O óleo de soja também é a matéria prima da lecitina, um emulsificante muito utilizado na produção de frios como salsichas, linguiças e salames; maioneses, sorvetes, achocolatados, barras de cereais, entre inúmeros outros alimentos industrializados. 

A soja também é matéria prima de uma série de insumos usados por indústrias de cosméticos, farmacêuticas, veterinária, químicas especializadas em tintas e vernizes, de plástico, entre outras. Subprodutos da soja também são usados na fabricação de adesivos, nutrientes, adubos, espumas, fibras, papéis, entre outros. 

Além do Brasil e dos Estados Unidos, China, Argentina e Índia figuram entre os maiores produtores mundiais. De acordo com estimativas da APROSOJA – Associação Brasileira dos Produtores de Soja, a cadeia de produção envolve 243 mil produtores em todo o Brasil e gera 1,4 milhão de empregos. Cerca de 70% da produção é exportada na forma de grãos, farelo e óleo. 

Falando de forma bastante objetiva, grande parte da humanidade depende da soja, direta ou indiretamente, para a sua alimentação no dia a dia. É difícil imaginar qualquer tipo de alimento de origem animal como carnes, leite e seus derivados, além de ovos, onde a soja e seus derivados não tenham entrado na cadeia de produção. O óleo de soja também entra na composição de inúmeros produtos alimentícios.

Vou citar um único exemplo de um grande consumidor de soja – a China, o maior consumidor mundial e também um dos países com maior população. Em 2022, o país consumiu 116 milhões de toneladas, um volume que não é coberto por sua produção interna, precisando depender de importações. O Brasil é o maior exportador de soja para a China. 

Esse breve resumo ajuda a mostrar a importância do grão e de sua cadeia de produção. Quando a produção em qualquer uma das regiões produtoras pega uma “gripe”, falando de forma figurada, o final da cadeia de consumo pode pegar uma pneumonia. 

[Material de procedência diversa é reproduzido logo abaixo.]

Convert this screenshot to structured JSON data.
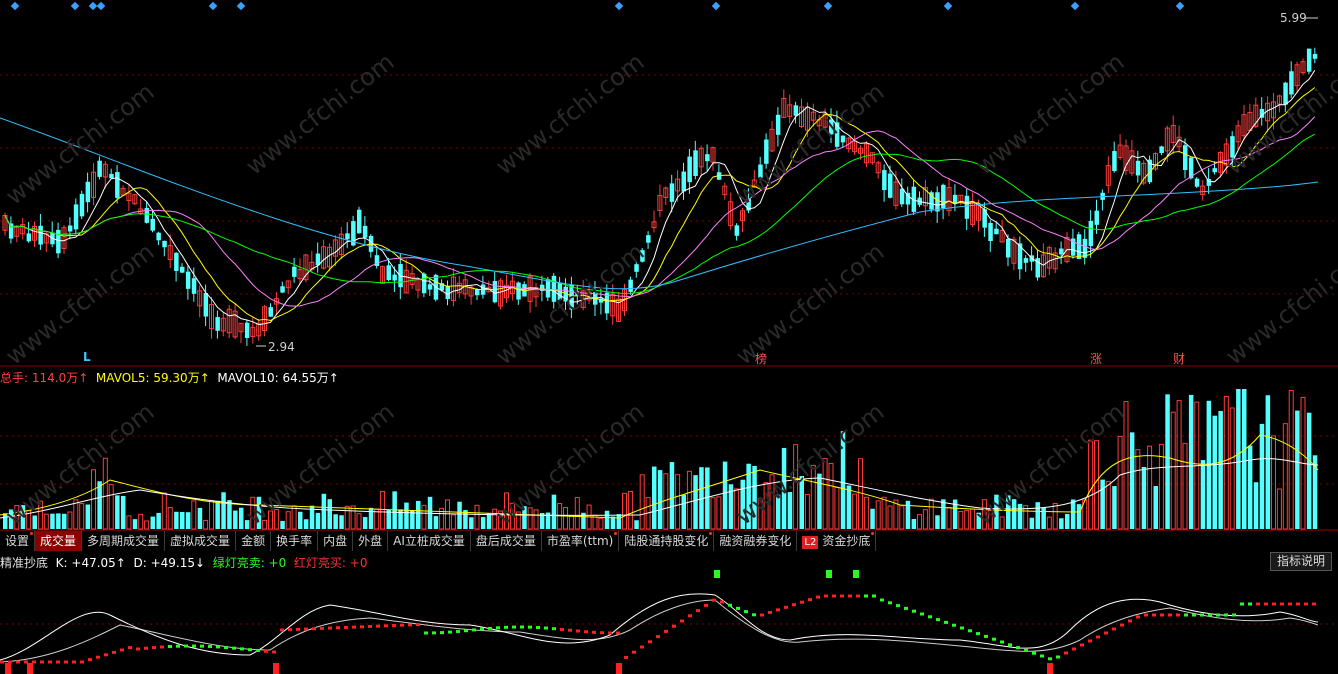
{
  "price_panel": {
    "high_label": "5.99",
    "low_label": "2.94",
    "markers": [
      {
        "text": "L",
        "color": "#3ec7ff"
      },
      {
        "text": "榜",
        "color": "#ff5050"
      },
      {
        "text": "涨",
        "color": "#ff5050"
      },
      {
        "text": "财",
        "color": "#ff5050"
      }
    ]
  },
  "volume_header": {
    "total": "总手: 114.0万↑",
    "mavol5": "MAVOL5: 59.30万↑",
    "mavol10": "MAVOL10: 64.55万↑"
  },
  "tabs": [
    {
      "label": "设置",
      "dot": true
    },
    {
      "label": "成交量",
      "active": true
    },
    {
      "label": "多周期成交量"
    },
    {
      "label": "虚拟成交量"
    },
    {
      "label": "金额"
    },
    {
      "label": "换手率"
    },
    {
      "label": "内盘"
    },
    {
      "label": "外盘"
    },
    {
      "label": "AI立桩成交量"
    },
    {
      "label": "盘后成交量"
    },
    {
      "label": "市盈率(ttm)",
      "dot": true
    },
    {
      "label": "陆股通持股变化",
      "dot": true
    },
    {
      "label": "融资融券变化"
    },
    {
      "label": "资金抄底",
      "badge": "L2",
      "dot": true
    }
  ],
  "indicator_header": {
    "name": "精准抄底",
    "k": "K: +47.05↑",
    "d": "D: +49.15↓",
    "green": "绿灯亮卖: +0",
    "red": "红灯亮买: +0"
  },
  "indicator_button": "指标说明",
  "watermark": "www.cfchi.com",
  "colors": {
    "up": "#ff3b3b",
    "down": "#54ffff",
    "ma5": "#ffffff",
    "ma10": "#ffff00",
    "ma20": "#ff80ff",
    "ma30": "#00ff00",
    "ma60": "#30c0ff",
    "grid": "#7a0000"
  }
}
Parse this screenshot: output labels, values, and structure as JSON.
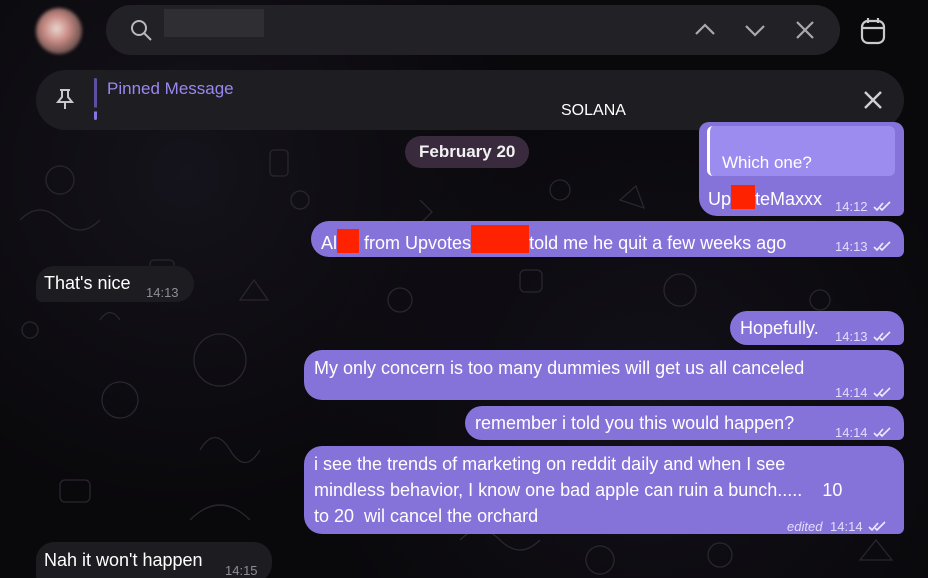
{
  "header": {
    "search_placeholder": "",
    "search_value": ""
  },
  "pinned": {
    "title": "Pinned Message",
    "text": "SOLANA"
  },
  "date_chip": "February 20",
  "messages": [
    {
      "id": "m1",
      "dir": "out",
      "reply_quote": "Which one?",
      "text_pre": "Up",
      "text_post": "teMaxxx",
      "time": "14:12",
      "edited": ""
    },
    {
      "id": "m2",
      "dir": "out",
      "text_pre": "Al",
      "text_mid": " from Upvotes",
      "text_post": "told me he quit a few weeks ago",
      "time": "14:13",
      "edited": ""
    },
    {
      "id": "m3",
      "dir": "in",
      "text": "That's nice",
      "time": "14:13",
      "edited": ""
    },
    {
      "id": "m4",
      "dir": "out",
      "text": "Hopefully.",
      "time": "14:13",
      "edited": ""
    },
    {
      "id": "m5",
      "dir": "out",
      "text": "My only concern is too many dummies will get us all canceled",
      "time": "14:14",
      "edited": ""
    },
    {
      "id": "m6",
      "dir": "out",
      "text": "remember i told you this would happen?",
      "time": "14:14",
      "edited": ""
    },
    {
      "id": "m7",
      "dir": "out",
      "lines": [
        "i see the trends of marketing on reddit daily and when I see",
        "mindless behavior, I know one bad apple can ruin a bunch.....    10",
        "to 20  wil cancel the orchard"
      ],
      "time": "14:14",
      "edited": "edited"
    },
    {
      "id": "m8",
      "dir": "in",
      "text": "Nah it won't happen",
      "time": "14:15",
      "edited": ""
    }
  ],
  "colors": {
    "outgoing_bubble": "#8673d9",
    "incoming_bubble": "#1d1c21",
    "accent": "#9b87f0",
    "redaction": "#ff2200"
  },
  "icons": [
    "search-icon",
    "chevron-up-icon",
    "chevron-down-icon",
    "close-icon",
    "calendar-icon",
    "pin-icon",
    "double-check-icon"
  ]
}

As perspectivas para este ano de 2023 são boas de acordo com os últimos relatórios do USDA – Departamento de Agricultura dos Estados Unidos, na sigla em inglês. A produção global do grão é estimada em 383,01 milhões de toneladas, com estoques revistos para 102,03 milhões de toneladas. 

A previsão de produção anterior era de 388,01 milhões de toneladas, porém, foi reduzida em função da forte seca que vem assolando a Argentina. A previsão de produção no país hermano era de 45,5 milhões de toneladas e passou a ser considerada como 41 milhões de toneladas.  

A América do Sul está sofrendo, pelo terceiro ano consecutivo, os efeitos do fenômeno climático La Niña, tratado em inúmeras postagens aqui do blog. La Niña provoca excesso de chuvas em algumas regiões e secas rigorosas em outras. No ano passado, a “menina malvada” provocou uma forte seca na Região Sul do País e em Mato Grosso do Sul, com grandes prejuízos para a agricultura. 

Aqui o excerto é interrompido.